According to the European Commission, hemp cultivation has rapidly grown in recent years. In 2019, there were 34,960 hectares of land dedicated to hemp farming. France has the most hemp farms, followed by Italy, the Netherlands, and Estonia.
The report also notes that European Union approved an updated Common Agricultural Policy that takes effect at the beginning of 2023 and lasts until 2027. Regulators say the new policy could make some hemp farmers eligible for direct payments for growing certain varieties, as long as they don’t exceed 0.3 percent THC by dry weight.
Regarding the environmental applications of hemp, the USDA acknowledged that there are several industrial uses that could mitigate our dependency on energy and fossil fuel sources.
“There are three main hemp-based products used in construction: lime hemp concrete (LHC), hemp wool, and fiber-board insulation,” the department said. “Hemp concrete can carbon sequester as the amount of carbon stored in the material is higher than the emissions generated during its production, and it continues to store carbon during the building’s life.”
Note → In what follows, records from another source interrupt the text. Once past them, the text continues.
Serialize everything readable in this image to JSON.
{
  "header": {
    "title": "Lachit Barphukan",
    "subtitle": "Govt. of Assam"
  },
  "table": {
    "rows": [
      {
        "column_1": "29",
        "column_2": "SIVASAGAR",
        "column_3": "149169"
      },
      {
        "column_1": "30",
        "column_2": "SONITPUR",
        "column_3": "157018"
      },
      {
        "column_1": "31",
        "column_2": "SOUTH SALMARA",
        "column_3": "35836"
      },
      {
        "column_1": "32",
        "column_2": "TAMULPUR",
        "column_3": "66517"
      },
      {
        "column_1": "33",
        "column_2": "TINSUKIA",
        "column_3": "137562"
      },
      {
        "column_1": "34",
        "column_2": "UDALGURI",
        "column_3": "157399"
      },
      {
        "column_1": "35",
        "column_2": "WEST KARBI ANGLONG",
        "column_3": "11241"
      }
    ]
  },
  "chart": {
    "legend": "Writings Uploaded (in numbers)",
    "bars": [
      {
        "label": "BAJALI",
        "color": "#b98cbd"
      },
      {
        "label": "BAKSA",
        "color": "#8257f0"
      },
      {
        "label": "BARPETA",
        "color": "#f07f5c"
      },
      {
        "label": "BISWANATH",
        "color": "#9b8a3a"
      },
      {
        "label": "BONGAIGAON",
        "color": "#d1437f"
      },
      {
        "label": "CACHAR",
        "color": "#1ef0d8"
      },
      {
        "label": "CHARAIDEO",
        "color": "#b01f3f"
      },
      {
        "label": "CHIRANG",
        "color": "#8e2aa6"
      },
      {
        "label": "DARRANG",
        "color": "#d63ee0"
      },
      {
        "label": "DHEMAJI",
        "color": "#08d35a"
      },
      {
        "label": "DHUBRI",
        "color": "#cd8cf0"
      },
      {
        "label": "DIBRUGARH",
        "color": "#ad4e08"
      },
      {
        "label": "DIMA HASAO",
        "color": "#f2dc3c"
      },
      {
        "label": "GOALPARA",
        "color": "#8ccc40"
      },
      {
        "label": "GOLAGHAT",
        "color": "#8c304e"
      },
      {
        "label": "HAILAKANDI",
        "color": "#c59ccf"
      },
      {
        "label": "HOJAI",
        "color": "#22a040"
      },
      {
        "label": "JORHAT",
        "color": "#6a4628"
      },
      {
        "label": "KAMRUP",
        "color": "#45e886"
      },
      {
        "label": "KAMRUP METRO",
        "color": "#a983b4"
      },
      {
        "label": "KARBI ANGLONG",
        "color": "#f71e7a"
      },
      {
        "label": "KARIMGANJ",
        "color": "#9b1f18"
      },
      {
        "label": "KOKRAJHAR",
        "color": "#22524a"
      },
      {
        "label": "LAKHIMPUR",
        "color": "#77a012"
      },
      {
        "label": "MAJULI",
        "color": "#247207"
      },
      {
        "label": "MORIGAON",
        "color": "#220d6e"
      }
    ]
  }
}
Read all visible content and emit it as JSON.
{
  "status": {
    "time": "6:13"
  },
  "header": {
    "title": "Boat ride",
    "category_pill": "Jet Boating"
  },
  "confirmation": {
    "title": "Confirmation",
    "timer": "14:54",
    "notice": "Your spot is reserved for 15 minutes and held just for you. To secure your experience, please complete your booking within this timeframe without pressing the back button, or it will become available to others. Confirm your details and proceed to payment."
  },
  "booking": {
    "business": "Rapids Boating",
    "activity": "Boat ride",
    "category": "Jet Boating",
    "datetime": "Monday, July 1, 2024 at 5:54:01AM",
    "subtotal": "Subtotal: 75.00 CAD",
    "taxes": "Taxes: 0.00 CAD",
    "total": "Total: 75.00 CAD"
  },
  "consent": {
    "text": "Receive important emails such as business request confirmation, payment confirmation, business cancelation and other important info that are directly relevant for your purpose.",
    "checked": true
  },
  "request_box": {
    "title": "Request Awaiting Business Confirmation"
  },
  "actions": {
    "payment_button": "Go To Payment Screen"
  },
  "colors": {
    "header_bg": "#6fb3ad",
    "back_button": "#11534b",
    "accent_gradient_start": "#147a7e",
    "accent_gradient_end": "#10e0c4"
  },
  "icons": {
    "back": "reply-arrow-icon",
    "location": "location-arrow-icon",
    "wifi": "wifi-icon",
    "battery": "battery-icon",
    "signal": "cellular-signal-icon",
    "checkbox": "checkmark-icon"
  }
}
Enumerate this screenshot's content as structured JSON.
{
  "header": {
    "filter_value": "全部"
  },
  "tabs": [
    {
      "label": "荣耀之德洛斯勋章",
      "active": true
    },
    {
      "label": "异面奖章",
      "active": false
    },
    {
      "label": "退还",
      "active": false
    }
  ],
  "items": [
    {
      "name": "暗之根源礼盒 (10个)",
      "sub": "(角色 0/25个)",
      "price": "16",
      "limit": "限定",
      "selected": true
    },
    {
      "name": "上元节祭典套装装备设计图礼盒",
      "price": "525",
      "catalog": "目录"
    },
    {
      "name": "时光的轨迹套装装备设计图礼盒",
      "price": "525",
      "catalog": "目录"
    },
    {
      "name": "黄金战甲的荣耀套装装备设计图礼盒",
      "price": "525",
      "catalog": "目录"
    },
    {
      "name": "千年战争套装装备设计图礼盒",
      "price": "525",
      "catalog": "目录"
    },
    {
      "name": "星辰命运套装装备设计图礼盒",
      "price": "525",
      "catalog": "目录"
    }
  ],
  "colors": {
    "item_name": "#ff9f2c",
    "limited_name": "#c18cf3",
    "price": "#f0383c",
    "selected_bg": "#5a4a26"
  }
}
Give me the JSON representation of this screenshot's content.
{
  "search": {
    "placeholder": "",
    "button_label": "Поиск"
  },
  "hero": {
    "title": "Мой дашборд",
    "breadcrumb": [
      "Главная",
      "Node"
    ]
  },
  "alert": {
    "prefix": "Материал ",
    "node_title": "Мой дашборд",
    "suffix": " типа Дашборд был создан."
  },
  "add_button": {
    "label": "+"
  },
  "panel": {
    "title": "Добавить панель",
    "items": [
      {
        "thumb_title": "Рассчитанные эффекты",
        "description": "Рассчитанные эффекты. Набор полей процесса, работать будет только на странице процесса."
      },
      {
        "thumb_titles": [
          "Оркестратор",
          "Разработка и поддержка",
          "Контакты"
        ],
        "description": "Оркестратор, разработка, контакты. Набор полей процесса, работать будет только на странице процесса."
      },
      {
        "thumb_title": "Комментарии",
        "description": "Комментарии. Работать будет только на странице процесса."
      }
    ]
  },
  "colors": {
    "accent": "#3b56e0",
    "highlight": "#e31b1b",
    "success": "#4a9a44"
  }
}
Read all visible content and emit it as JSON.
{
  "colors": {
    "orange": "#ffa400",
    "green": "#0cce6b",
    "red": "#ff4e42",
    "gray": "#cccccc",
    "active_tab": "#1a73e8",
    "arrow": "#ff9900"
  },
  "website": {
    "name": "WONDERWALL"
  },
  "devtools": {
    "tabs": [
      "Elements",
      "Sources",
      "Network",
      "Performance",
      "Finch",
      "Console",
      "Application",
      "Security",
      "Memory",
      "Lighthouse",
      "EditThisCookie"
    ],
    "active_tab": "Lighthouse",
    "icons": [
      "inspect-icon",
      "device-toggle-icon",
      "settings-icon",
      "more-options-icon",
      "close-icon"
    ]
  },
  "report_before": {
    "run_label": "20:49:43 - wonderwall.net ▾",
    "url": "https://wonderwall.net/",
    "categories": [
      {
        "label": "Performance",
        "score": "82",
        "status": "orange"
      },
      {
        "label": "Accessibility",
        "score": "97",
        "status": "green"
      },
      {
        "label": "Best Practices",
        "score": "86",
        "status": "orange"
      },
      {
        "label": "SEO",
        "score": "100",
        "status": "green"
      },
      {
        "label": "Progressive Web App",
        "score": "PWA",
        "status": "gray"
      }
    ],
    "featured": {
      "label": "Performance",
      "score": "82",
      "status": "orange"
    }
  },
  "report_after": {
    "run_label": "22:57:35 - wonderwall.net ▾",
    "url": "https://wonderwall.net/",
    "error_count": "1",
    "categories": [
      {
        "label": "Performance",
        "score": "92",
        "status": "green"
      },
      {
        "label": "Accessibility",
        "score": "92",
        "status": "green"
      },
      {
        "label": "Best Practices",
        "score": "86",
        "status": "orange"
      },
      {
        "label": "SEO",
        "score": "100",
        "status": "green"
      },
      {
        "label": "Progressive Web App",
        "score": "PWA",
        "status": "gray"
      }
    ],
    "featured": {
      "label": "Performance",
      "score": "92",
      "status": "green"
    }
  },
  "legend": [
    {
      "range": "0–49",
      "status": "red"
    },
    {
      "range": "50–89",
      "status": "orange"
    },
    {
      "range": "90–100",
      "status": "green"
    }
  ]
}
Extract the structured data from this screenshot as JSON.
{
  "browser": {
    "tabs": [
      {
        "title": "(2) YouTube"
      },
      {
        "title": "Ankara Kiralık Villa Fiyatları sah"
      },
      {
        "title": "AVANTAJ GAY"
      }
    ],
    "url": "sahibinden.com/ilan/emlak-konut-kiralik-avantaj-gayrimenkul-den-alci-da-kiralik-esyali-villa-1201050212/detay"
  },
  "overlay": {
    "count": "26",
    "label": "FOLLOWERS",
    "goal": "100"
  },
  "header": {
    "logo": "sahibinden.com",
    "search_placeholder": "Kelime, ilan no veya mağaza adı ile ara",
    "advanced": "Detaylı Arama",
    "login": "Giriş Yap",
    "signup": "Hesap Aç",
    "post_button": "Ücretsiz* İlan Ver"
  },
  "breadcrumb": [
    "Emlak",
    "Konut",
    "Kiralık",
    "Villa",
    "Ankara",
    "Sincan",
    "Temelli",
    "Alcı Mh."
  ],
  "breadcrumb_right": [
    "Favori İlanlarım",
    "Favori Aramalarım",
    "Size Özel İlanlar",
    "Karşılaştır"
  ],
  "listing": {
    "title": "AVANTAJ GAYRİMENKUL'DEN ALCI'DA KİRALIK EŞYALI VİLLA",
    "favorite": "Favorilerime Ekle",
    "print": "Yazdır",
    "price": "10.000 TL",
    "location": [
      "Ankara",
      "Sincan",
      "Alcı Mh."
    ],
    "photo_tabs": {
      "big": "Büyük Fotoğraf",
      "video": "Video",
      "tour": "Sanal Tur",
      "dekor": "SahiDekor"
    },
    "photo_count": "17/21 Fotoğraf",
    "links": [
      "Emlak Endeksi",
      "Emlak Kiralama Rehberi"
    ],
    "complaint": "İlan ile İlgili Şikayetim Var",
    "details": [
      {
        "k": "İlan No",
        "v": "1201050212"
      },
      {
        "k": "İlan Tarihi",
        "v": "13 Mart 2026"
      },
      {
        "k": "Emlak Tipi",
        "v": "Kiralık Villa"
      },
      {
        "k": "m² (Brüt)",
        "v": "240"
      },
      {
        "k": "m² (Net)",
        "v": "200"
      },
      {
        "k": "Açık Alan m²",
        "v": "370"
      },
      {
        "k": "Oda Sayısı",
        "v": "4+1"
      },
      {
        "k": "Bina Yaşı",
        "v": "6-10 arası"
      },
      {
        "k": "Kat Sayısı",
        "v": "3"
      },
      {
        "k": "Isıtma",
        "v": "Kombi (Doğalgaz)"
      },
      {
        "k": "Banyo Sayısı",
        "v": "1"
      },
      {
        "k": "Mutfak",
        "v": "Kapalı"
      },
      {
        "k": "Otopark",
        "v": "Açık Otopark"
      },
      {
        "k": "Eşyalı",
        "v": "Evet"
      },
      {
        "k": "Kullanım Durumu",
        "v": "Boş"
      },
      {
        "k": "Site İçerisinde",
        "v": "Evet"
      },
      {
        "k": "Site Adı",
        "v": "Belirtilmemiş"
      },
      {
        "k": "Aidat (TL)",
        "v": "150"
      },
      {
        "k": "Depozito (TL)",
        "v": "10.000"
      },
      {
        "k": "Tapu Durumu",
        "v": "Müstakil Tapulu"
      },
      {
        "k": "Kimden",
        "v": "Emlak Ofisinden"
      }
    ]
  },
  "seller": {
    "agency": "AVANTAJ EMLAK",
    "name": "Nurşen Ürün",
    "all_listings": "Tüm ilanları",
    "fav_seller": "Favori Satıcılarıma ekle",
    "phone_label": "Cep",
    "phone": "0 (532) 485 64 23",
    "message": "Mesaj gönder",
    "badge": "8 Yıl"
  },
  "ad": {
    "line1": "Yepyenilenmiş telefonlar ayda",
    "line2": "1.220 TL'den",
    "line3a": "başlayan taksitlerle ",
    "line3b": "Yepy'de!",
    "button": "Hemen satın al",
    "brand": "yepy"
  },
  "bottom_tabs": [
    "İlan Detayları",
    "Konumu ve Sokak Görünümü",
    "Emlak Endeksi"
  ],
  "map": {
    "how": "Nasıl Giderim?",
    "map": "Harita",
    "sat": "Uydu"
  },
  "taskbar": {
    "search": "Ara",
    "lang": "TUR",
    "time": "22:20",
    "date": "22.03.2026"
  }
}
In the US, the Department of Energy (DOE) rawarded Texas A&M University $3.47 million to support a project to 3D print hempcrete and other hemp-based building materials with the purpose of creating affordable housing.
Separately, the DOE is sponsoring an initiative to develop hemp fiber insulation that’s designed to be better for the environment and public health than conventional preparations are.
The Environmental Protection Agency (EPA) also announced last year it was awarding a Washington State-based company a $100,000 grant to support the development of sustainable bricks made from industrial hemp.
A lot is going on in the global hemp space showing the plant’s profitability and impact on the environment. Hopefully, the US figures out how to utilize the benefits of hemp while also ensuring farmers are treated fairly.